DTolm / VkFFT

Vulkan/CUDA/HIP/OpenCL/Level Zero/Metal Fast Fourier Transform library
MIT License
1.48k stars 88 forks source link

Improve LevelZero detection on Ubuntu #145

Closed al42and closed 6 months ago

al42and commented 7 months ago

Intel default installation on Ubuntu puts LevelZero headers in /usr/include/level_zero/ze_api.h.

DTolm commented 6 months ago

Thanks!

al42and commented 6 months ago

BTW, do you mind sharing how close is the ambitious Multiple GPU job splitting? Are you considering only intra-node, or also multi-node decomposition?

DTolm commented 6 months ago

Not close, it is not the goal of my PhD, so I haven't actually spent time on it at all. The decomposition techniques should be similar to the single GPU, I have a rough idea of how the data movement needs to be handled with a level structure similar to shared-global-intranode-multinode. It just will take a lot of effort and time to understand how GPU-to-GPU communications work best for all vendors (unless it is done through simple MPI with host copy, but this is surely bad).

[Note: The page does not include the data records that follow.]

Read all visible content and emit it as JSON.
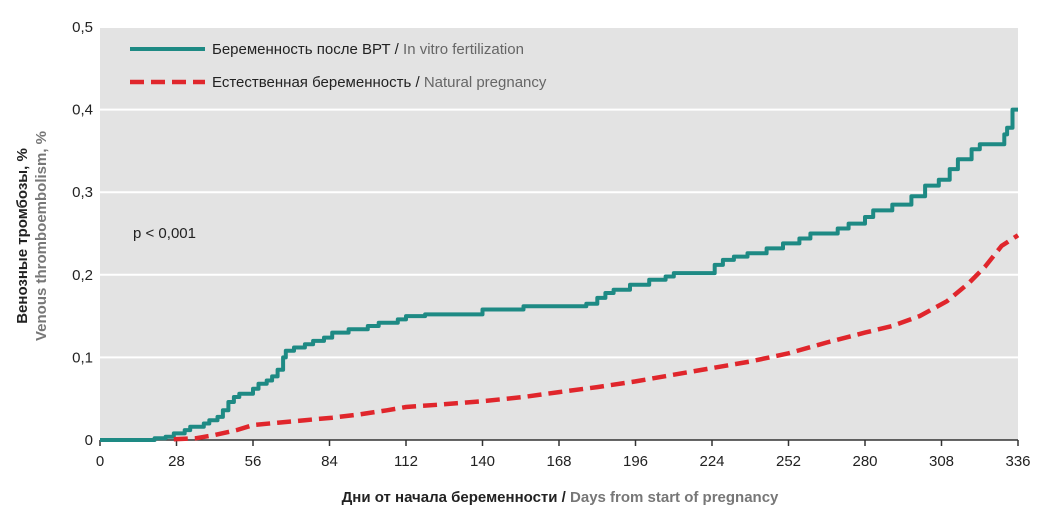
{
  "chart_data": {
    "type": "line",
    "title": "",
    "xlabel_ru": "Дни от начала беременности",
    "xlabel_sep": " / ",
    "xlabel_en": "Days from start of pregnancy",
    "ylabel_ru": "Венозные тромбозы, %",
    "ylabel_en": "Venous thromboembolism, %",
    "xlim": [
      0,
      336
    ],
    "ylim": [
      0,
      0.5
    ],
    "x_ticks": [
      "0",
      "28",
      "56",
      "84",
      "112",
      "140",
      "168",
      "196",
      "224",
      "252",
      "280",
      "308",
      "336"
    ],
    "y_ticks": [
      "0",
      "0,1",
      "0,2",
      "0,3",
      "0,4",
      "0,5"
    ],
    "grid": "horizontal",
    "background": "#e3e3e3",
    "legend_position": "top-left",
    "annotation": "p < 0,001",
    "series": [
      {
        "name_ru": "Беременность после ВРТ",
        "name_sep": " / ",
        "name_en": "In vitro fertilization",
        "color": "#1e8a84",
        "style": "solid",
        "step": true,
        "points": [
          [
            0,
            0
          ],
          [
            18,
            0
          ],
          [
            20,
            0.002
          ],
          [
            24,
            0.004
          ],
          [
            27,
            0.008
          ],
          [
            31,
            0.012
          ],
          [
            33,
            0.016
          ],
          [
            38,
            0.02
          ],
          [
            40,
            0.024
          ],
          [
            43,
            0.028
          ],
          [
            45,
            0.036
          ],
          [
            47,
            0.046
          ],
          [
            49,
            0.052
          ],
          [
            51,
            0.056
          ],
          [
            56,
            0.062
          ],
          [
            58,
            0.068
          ],
          [
            61,
            0.072
          ],
          [
            63,
            0.077
          ],
          [
            65,
            0.085
          ],
          [
            67,
            0.1
          ],
          [
            68,
            0.108
          ],
          [
            71,
            0.112
          ],
          [
            75,
            0.116
          ],
          [
            78,
            0.12
          ],
          [
            82,
            0.124
          ],
          [
            85,
            0.13
          ],
          [
            91,
            0.134
          ],
          [
            98,
            0.138
          ],
          [
            102,
            0.142
          ],
          [
            109,
            0.146
          ],
          [
            112,
            0.15
          ],
          [
            119,
            0.152
          ],
          [
            140,
            0.158
          ],
          [
            155,
            0.162
          ],
          [
            178,
            0.165
          ],
          [
            182,
            0.172
          ],
          [
            185,
            0.178
          ],
          [
            188,
            0.182
          ],
          [
            194,
            0.188
          ],
          [
            201,
            0.194
          ],
          [
            207,
            0.198
          ],
          [
            210,
            0.202
          ],
          [
            225,
            0.212
          ],
          [
            228,
            0.218
          ],
          [
            232,
            0.222
          ],
          [
            237,
            0.226
          ],
          [
            244,
            0.232
          ],
          [
            250,
            0.238
          ],
          [
            256,
            0.244
          ],
          [
            260,
            0.25
          ],
          [
            270,
            0.256
          ],
          [
            274,
            0.262
          ],
          [
            280,
            0.27
          ],
          [
            283,
            0.278
          ],
          [
            290,
            0.285
          ],
          [
            297,
            0.295
          ],
          [
            302,
            0.308
          ],
          [
            307,
            0.315
          ],
          [
            311,
            0.328
          ],
          [
            314,
            0.34
          ],
          [
            319,
            0.352
          ],
          [
            322,
            0.358
          ],
          [
            331,
            0.37
          ],
          [
            332,
            0.378
          ],
          [
            334,
            0.4
          ],
          [
            336,
            0.4
          ]
        ]
      },
      {
        "name_ru": "Естественная беременность",
        "name_sep": " / ",
        "name_en": "Natural pregnancy",
        "color": "#e0262c",
        "style": "dashed",
        "step": false,
        "points": [
          [
            27,
            0.001
          ],
          [
            35,
            0.002
          ],
          [
            42,
            0.006
          ],
          [
            50,
            0.012
          ],
          [
            56,
            0.018
          ],
          [
            65,
            0.021
          ],
          [
            75,
            0.024
          ],
          [
            85,
            0.027
          ],
          [
            95,
            0.031
          ],
          [
            105,
            0.036
          ],
          [
            112,
            0.04
          ],
          [
            125,
            0.043
          ],
          [
            140,
            0.047
          ],
          [
            155,
            0.052
          ],
          [
            168,
            0.058
          ],
          [
            182,
            0.064
          ],
          [
            196,
            0.071
          ],
          [
            210,
            0.079
          ],
          [
            224,
            0.087
          ],
          [
            238,
            0.095
          ],
          [
            252,
            0.105
          ],
          [
            266,
            0.118
          ],
          [
            280,
            0.13
          ],
          [
            290,
            0.138
          ],
          [
            300,
            0.15
          ],
          [
            310,
            0.168
          ],
          [
            318,
            0.19
          ],
          [
            324,
            0.21
          ],
          [
            330,
            0.235
          ],
          [
            336,
            0.248
          ]
        ]
      }
    ]
  }
}
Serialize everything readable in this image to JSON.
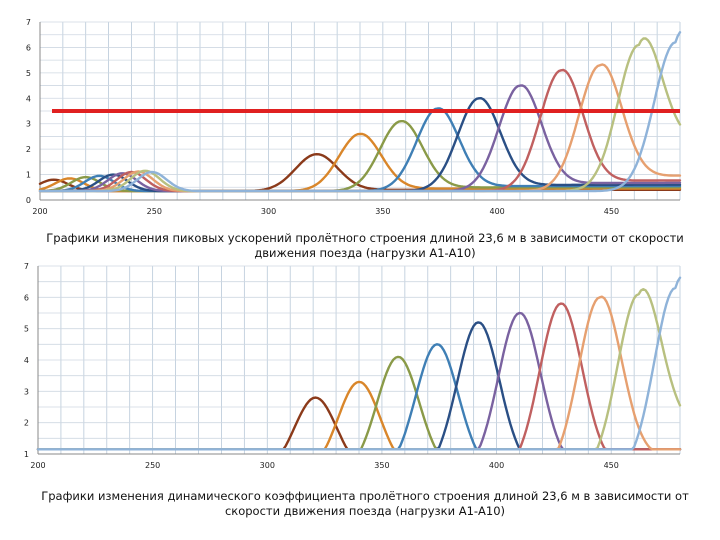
{
  "chart_data": [
    {
      "type": "line",
      "title": "Графики изменения пиковых ускорений пролётного строения длиной 23,6 м в зависимости от скорости движения поезда (нагрузки А1-А10)",
      "xlim": [
        200,
        480
      ],
      "ylim": [
        0,
        7
      ],
      "x_ticks": [
        "200",
        "250",
        "300",
        "350",
        "400",
        "450"
      ],
      "y_ticks": [
        "0",
        "1",
        "2",
        "3",
        "4",
        "5",
        "6",
        "7"
      ],
      "grid": true,
      "threshold": {
        "y": 3.5,
        "color": "#e02020"
      },
      "series": [
        {
          "color": "#8b3a1a",
          "peak_x": 321,
          "peak_y": 1.8,
          "early_x": 206,
          "early_y": 0.8,
          "tail": 0.45
        },
        {
          "color": "#d9862a",
          "peak_x": 340,
          "peak_y": 2.6,
          "early_x": 213,
          "early_y": 0.85,
          "tail": 0.55
        },
        {
          "color": "#8a9a48",
          "peak_x": 358,
          "peak_y": 3.1,
          "early_x": 220,
          "early_y": 0.9,
          "tail": 0.65
        },
        {
          "color": "#3f7fb5",
          "peak_x": 374,
          "peak_y": 3.6,
          "early_x": 226,
          "early_y": 0.95,
          "tail": 0.75
        },
        {
          "color": "#2a4f85",
          "peak_x": 392,
          "peak_y": 4.0,
          "early_x": 232,
          "early_y": 1.0,
          "tail": 0.85
        },
        {
          "color": "#7a62a0",
          "peak_x": 410,
          "peak_y": 4.5,
          "early_x": 236,
          "early_y": 1.05,
          "tail": 1.0
        },
        {
          "color": "#c06060",
          "peak_x": 428,
          "peak_y": 5.1,
          "early_x": 240,
          "early_y": 1.1,
          "tail": 1.2
        },
        {
          "color": "#e6a070",
          "peak_x": 445,
          "peak_y": 5.3,
          "early_x": 243,
          "early_y": 1.12,
          "tail": 1.6
        },
        {
          "color": "#b8c080",
          "peak_x": 462,
          "peak_y": 6.1,
          "early_x": 246,
          "early_y": 1.15,
          "tail": 4.6
        },
        {
          "color": "#8fb3d9",
          "peak_x": 478,
          "peak_y": 6.2,
          "early_x": 249,
          "early_y": 1.1,
          "tail": 6.2
        }
      ]
    },
    {
      "type": "line",
      "title": "Графики изменения динамического коэффициента пролётного строения длиной 23,6 м в зависимости от скорости движения поезда (нагрузки А1-А10)",
      "xlim": [
        200,
        480
      ],
      "ylim": [
        1,
        7
      ],
      "x_ticks": [
        "200",
        "250",
        "300",
        "350",
        "400",
        "450"
      ],
      "y_ticks": [
        "1",
        "2",
        "3",
        "4",
        "5",
        "6",
        "7"
      ],
      "grid": true,
      "series": [
        {
          "color": "#8b3a1a",
          "peak_x": 321,
          "peak_y": 2.8,
          "early_x": 206,
          "early_y": 1.5,
          "tail": 1.2
        },
        {
          "color": "#d9862a",
          "peak_x": 340,
          "peak_y": 3.3,
          "early_x": 213,
          "early_y": 1.55,
          "tail": 1.25
        },
        {
          "color": "#8a9a48",
          "peak_x": 357,
          "peak_y": 4.1,
          "early_x": 220,
          "early_y": 1.6,
          "tail": 1.3
        },
        {
          "color": "#3f7fb5",
          "peak_x": 374,
          "peak_y": 4.5,
          "early_x": 226,
          "early_y": 1.65,
          "tail": 1.35
        },
        {
          "color": "#2a4f85",
          "peak_x": 392,
          "peak_y": 5.2,
          "early_x": 232,
          "early_y": 1.7,
          "tail": 1.4
        },
        {
          "color": "#7a62a0",
          "peak_x": 410,
          "peak_y": 5.5,
          "early_x": 236,
          "early_y": 1.7,
          "tail": 1.5
        },
        {
          "color": "#c06060",
          "peak_x": 428,
          "peak_y": 5.8,
          "early_x": 240,
          "early_y": 1.68,
          "tail": 1.6
        },
        {
          "color": "#e6a070",
          "peak_x": 445,
          "peak_y": 6.0,
          "early_x": 243,
          "early_y": 1.66,
          "tail": 2.3
        },
        {
          "color": "#b8c080",
          "peak_x": 462,
          "peak_y": 6.1,
          "early_x": 246,
          "early_y": 1.64,
          "tail": 4.4
        },
        {
          "color": "#8fb3d9",
          "peak_x": 478,
          "peak_y": 6.3,
          "early_x": 249,
          "early_y": 1.6,
          "tail": 6.3
        }
      ]
    }
  ]
}
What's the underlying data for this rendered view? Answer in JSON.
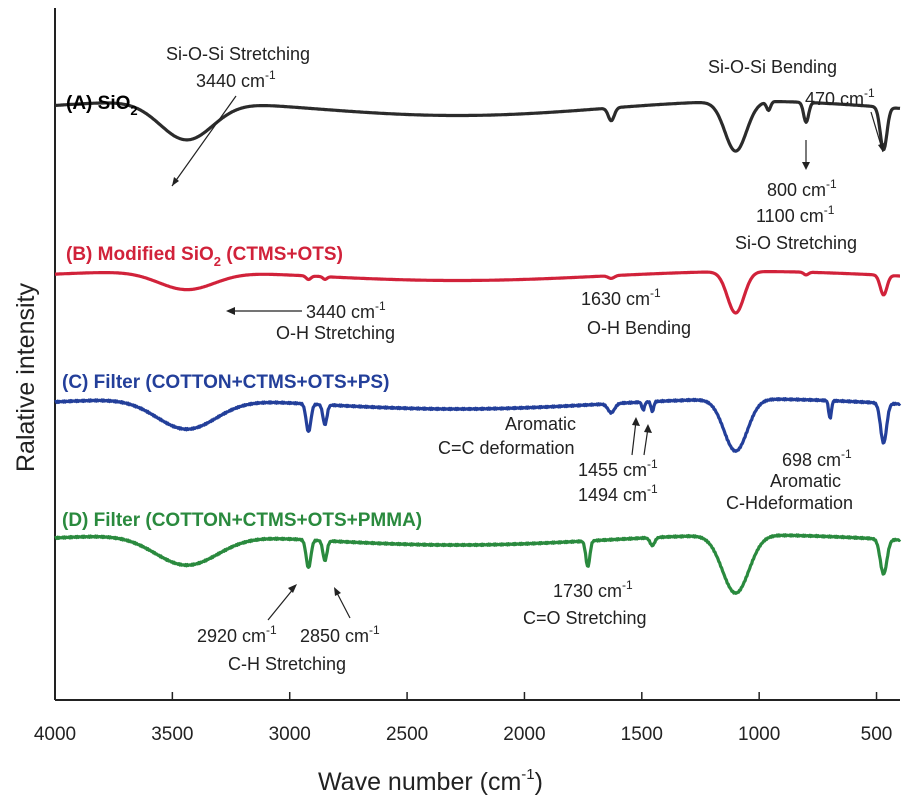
{
  "chart_data": {
    "type": "line",
    "xlabel": "Wave number (cm",
    "xlabel_sup": "-1",
    "xlabel_end": ")",
    "ylabel": "Ralative intensity",
    "xlim": [
      4000,
      400
    ],
    "x_ticks": [
      4000,
      3500,
      3000,
      2500,
      2000,
      1500,
      1000,
      500
    ],
    "x_tick_labels": [
      "4000",
      "3500",
      "3000",
      "2500",
      "2000",
      "1500",
      "1000",
      "500"
    ],
    "grid": false,
    "series": [
      {
        "name": "(A) SiO2",
        "label_main": "(A) SiO",
        "label_sub": "2",
        "color": "#2b2b2b",
        "baseline": 0.8,
        "bands": [
          [
            3440,
            0.27,
            160
          ],
          [
            1630,
            0.09,
            18
          ],
          [
            1100,
            0.35,
            65
          ],
          [
            960,
            0.06,
            12
          ],
          [
            800,
            0.14,
            15
          ],
          [
            470,
            0.3,
            20
          ]
        ]
      },
      {
        "name": "(B) Modified SiO2 (CTMS+OTS)",
        "label_main": "(B) Modified SiO",
        "label_sub": "2",
        "label_end": " (CTMS+OTS)",
        "color": "#d1223a",
        "baseline": 0.8,
        "bands": [
          [
            3440,
            0.2,
            170
          ],
          [
            2920,
            0.04,
            14
          ],
          [
            2850,
            0.03,
            12
          ],
          [
            1630,
            0.03,
            18
          ],
          [
            1100,
            0.46,
            50
          ],
          [
            800,
            0.03,
            14
          ],
          [
            470,
            0.22,
            20
          ]
        ]
      },
      {
        "name": "(C) Filter (COTTON+CTMS+OTS+PS)",
        "label_main": "(C) Filter (COTTON+CTMS+OTS+PS)",
        "color": "#233f9a",
        "baseline": 0.8,
        "bands": [
          [
            3440,
            0.3,
            180
          ],
          [
            2920,
            0.28,
            14
          ],
          [
            2850,
            0.2,
            12
          ],
          [
            1630,
            0.09,
            20
          ],
          [
            1494,
            0.08,
            8
          ],
          [
            1455,
            0.1,
            8
          ],
          [
            1100,
            0.52,
            70
          ],
          [
            698,
            0.18,
            8
          ],
          [
            470,
            0.4,
            18
          ]
        ]
      },
      {
        "name": "(D) Filter (COTTON+CTMS+OTS+PMMA)",
        "label_main": "(D) Filter (COTTON+CTMS+OTS+PMMA)",
        "color": "#2a8a3e",
        "baseline": 0.8,
        "bands": [
          [
            3440,
            0.3,
            190
          ],
          [
            2920,
            0.28,
            14
          ],
          [
            2850,
            0.2,
            12
          ],
          [
            1730,
            0.26,
            12
          ],
          [
            1455,
            0.08,
            14
          ],
          [
            1100,
            0.58,
            80
          ],
          [
            470,
            0.35,
            20
          ]
        ]
      }
    ],
    "annotations": [
      {
        "text": "Si-O-Si  Stretching",
        "sup": ""
      },
      {
        "text": "3440 cm",
        "sup": "-1"
      },
      {
        "text": "Si-O-Si  Bending",
        "sup": ""
      },
      {
        "text": "470 cm",
        "sup": "-1"
      },
      {
        "text": "800 cm",
        "sup": "-1"
      },
      {
        "text": "1100 cm",
        "sup": "-1"
      },
      {
        "text": "Si-O Stretching",
        "sup": ""
      },
      {
        "text": "3440 cm",
        "sup": "-1"
      },
      {
        "text": "O-H Stretching",
        "sup": ""
      },
      {
        "text": "1630 cm",
        "sup": "-1"
      },
      {
        "text": "O-H Bending",
        "sup": ""
      },
      {
        "text": "Aromatic",
        "sup": ""
      },
      {
        "text": "C=C deformation",
        "sup": ""
      },
      {
        "text": "1455 cm",
        "sup": "-1"
      },
      {
        "text": "1494 cm",
        "sup": "-1"
      },
      {
        "text": "698 cm",
        "sup": "-1"
      },
      {
        "text": "Aromatic",
        "sup": ""
      },
      {
        "text": "C-Hdeformation",
        "sup": ""
      },
      {
        "text": "1730 cm",
        "sup": "-1"
      },
      {
        "text": "C=O Stretching",
        "sup": ""
      },
      {
        "text": "2920 cm",
        "sup": "-1"
      },
      {
        "text": "2850 cm",
        "sup": "-1"
      },
      {
        "text": "C-H Stretching",
        "sup": ""
      }
    ]
  }
}
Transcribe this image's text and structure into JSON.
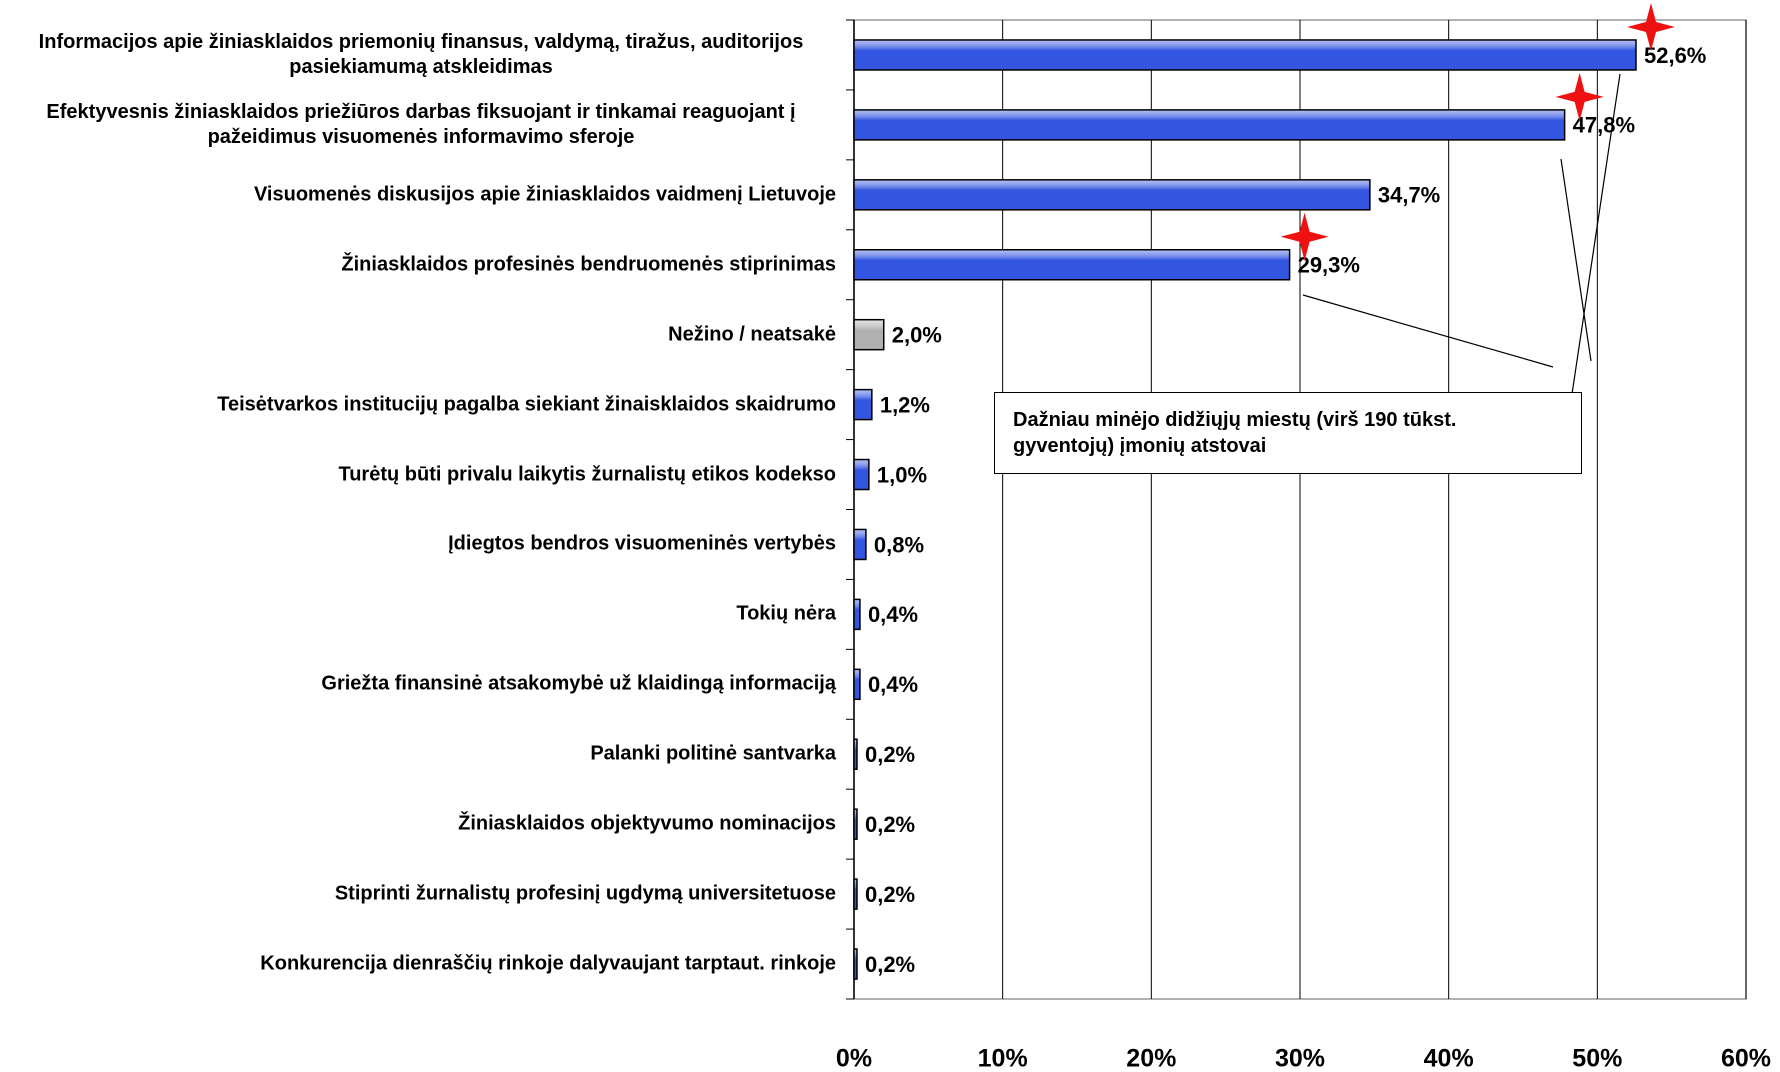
{
  "chart_data": {
    "type": "hbar",
    "categories": [
      "Informacijos apie žiniasklaidos priemonių finansus, valdymą, tiražus, auditorijos pasiekiamumą atskleidimas",
      "Efektyvesnis žiniasklaidos priežiūros darbas fiksuojant ir tinkamai reaguojant į pažeidimus visuomenės informavimo sferoje",
      "Visuomenės diskusijos apie žiniasklaidos vaidmenį Lietuvoje",
      "Žiniasklaidos profesinės bendruomenės stiprinimas",
      "Nežino / neatsakė",
      "Teisėtvarkos institucijų pagalba siekiant žinaisklaidos skaidrumo",
      "Turėtų būti privalu laikytis žurnalistų etikos kodekso",
      "Įdiegtos bendros visuomeninės vertybės",
      "Tokių nėra",
      "Griežta finansinė atsakomybė už klaidingą informaciją",
      "Palanki politinė santvarka",
      "Žiniasklaidos objektyvumo nominacijos",
      "Stiprinti žurnalistų profesinį ugdymą universitetuose",
      "Konkurencija dienraščių rinkoje dalyvaujant tarptaut. rinkoje"
    ],
    "values": [
      52.6,
      47.8,
      34.7,
      29.3,
      2.0,
      1.2,
      1.0,
      0.8,
      0.4,
      0.4,
      0.2,
      0.2,
      0.2,
      0.2
    ],
    "value_labels": [
      "52,6%",
      "47,8%",
      "34,7%",
      "29,3%",
      "2,0%",
      "1,2%",
      "1,0%",
      "0,8%",
      "0,4%",
      "0,4%",
      "0,2%",
      "0,2%",
      "0,2%",
      "0,2%"
    ],
    "colors": [
      "#3355e0",
      "#3355e0",
      "#3355e0",
      "#3355e0",
      "#b0b0b0",
      "#3355e0",
      "#3355e0",
      "#3355e0",
      "#3355e0",
      "#3355e0",
      "#3355e0",
      "#3355e0",
      "#3355e0",
      "#3355e0"
    ],
    "xlim": [
      0,
      60
    ],
    "xticks": [
      {
        "value": 0,
        "label": "0%"
      },
      {
        "value": 10,
        "label": "10%"
      },
      {
        "value": 20,
        "label": "20%"
      },
      {
        "value": 30,
        "label": "30%"
      },
      {
        "value": 40,
        "label": "40%"
      },
      {
        "value": 50,
        "label": "50%"
      },
      {
        "value": 60,
        "label": "60%"
      }
    ],
    "grid": true,
    "annotation": "Dažniau minėjo didžiųjų miestų (virš 190 tūkst. gyventojų) įmonių atstovai",
    "annotation_targets": [
      0,
      1,
      3
    ]
  }
}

There are also many design questions that I am unsure about, like how data needs to be distributed between nodes before and after the transform. It would have been more productive if it was a more defined request (coming from a vendor, for example) and not just an exploration.

al42and commented 6 months ago

Thanks for the explanation. We (GROMACS) have interest if multi-GPU R2C FFT, but we sadly don't have resources to actively drive the project.